One might wonder then how it is that each morning, food is not all completely rotten, iron isn't completely rusted, and the air, deprived of sunlight for an infinite length of time, is not frozen solid. The answer is that naturally, all these things go to sleep too. Refrigeration may be one way to preserve food, but an even more effective way is to store it somewhere so terribly comfy that it falls asleep before the day is done. Even the celestial bodies fall asleep each night, so the planets proceed only a finite distance along their orbits, and the stars don't run out of hydrogen.
In order to somewhat maintain security without requiring that guards remain awake longer than any possible burglar, doors may be constructed to be very heavy sleepers, difficult to rouse and move once they have fallen asleep.

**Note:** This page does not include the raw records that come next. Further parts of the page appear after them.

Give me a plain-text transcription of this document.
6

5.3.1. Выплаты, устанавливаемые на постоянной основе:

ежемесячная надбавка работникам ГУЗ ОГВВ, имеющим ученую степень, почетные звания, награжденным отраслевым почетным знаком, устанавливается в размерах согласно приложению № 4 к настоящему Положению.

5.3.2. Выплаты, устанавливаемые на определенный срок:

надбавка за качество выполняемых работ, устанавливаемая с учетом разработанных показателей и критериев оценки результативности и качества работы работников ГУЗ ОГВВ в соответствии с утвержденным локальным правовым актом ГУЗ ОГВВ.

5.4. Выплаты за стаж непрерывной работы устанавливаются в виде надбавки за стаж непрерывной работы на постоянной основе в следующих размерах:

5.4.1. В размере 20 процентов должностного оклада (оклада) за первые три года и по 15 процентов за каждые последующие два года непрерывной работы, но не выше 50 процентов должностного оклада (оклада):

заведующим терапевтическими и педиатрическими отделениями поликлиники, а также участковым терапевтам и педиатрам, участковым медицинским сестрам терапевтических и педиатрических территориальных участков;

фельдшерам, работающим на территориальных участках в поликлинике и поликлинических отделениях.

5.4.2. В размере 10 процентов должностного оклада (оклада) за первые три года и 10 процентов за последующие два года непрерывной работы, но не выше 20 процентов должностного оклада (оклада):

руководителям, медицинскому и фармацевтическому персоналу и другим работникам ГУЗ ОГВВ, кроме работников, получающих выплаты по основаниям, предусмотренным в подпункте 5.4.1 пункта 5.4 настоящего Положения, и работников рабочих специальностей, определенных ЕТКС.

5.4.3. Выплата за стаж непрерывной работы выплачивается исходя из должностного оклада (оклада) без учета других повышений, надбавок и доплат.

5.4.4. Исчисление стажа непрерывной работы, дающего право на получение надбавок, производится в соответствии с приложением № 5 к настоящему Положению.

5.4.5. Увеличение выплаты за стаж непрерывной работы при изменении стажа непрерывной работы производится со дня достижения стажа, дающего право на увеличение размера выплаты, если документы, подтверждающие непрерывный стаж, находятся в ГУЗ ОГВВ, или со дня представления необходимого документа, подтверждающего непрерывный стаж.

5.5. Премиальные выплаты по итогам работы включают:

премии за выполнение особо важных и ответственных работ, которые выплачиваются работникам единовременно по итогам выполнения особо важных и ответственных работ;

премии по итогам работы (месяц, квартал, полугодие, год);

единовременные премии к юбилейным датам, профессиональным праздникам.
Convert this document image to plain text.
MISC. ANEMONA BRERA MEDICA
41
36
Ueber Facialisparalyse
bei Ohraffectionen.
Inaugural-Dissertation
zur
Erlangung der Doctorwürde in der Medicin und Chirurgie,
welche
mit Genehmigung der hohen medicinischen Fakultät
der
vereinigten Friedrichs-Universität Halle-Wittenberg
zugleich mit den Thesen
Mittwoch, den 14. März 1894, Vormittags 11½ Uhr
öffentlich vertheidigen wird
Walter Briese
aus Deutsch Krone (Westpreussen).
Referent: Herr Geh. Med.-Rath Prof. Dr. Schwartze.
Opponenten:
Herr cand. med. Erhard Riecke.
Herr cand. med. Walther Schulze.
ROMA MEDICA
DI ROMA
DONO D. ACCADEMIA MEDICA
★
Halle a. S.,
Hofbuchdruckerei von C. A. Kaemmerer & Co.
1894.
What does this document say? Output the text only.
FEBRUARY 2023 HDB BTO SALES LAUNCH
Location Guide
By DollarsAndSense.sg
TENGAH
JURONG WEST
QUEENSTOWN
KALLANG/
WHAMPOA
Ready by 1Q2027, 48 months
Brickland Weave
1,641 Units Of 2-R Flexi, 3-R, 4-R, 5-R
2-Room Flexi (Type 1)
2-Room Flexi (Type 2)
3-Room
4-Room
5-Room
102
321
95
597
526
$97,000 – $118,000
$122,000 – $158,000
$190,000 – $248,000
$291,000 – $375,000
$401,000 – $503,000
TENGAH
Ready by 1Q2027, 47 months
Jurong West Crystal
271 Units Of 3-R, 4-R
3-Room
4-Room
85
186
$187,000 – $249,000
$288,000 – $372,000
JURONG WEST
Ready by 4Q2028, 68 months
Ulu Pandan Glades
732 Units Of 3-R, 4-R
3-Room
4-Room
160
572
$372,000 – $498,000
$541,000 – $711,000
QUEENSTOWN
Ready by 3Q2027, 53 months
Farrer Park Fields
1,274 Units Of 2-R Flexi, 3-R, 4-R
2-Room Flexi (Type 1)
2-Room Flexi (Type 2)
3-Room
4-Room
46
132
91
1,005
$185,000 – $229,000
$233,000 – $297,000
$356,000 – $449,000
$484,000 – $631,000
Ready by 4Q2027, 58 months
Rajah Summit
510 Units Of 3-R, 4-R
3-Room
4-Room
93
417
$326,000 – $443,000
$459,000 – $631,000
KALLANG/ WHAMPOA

For certain rare and expensive high-performance computing applications, a nuclear reactor may be used to power a data centre for tens of thousands of hours per night. However, the reactor must follow a particular sort of design to account for the fact that the radionuclides themselves eventually fall asleep. Spontaneous fission of the fuel ceases to occur, and only induced fission is possible, so the reactor must be kept perfectly on the edge of criticality to maintain the neutron flux, all while completely unsupervised because all the technicians are asleep. The following morning, the spent fuel then requires even more careful handling because all of the accumulated daughter nuclides wake up at once, giving an enormous pulse of heat.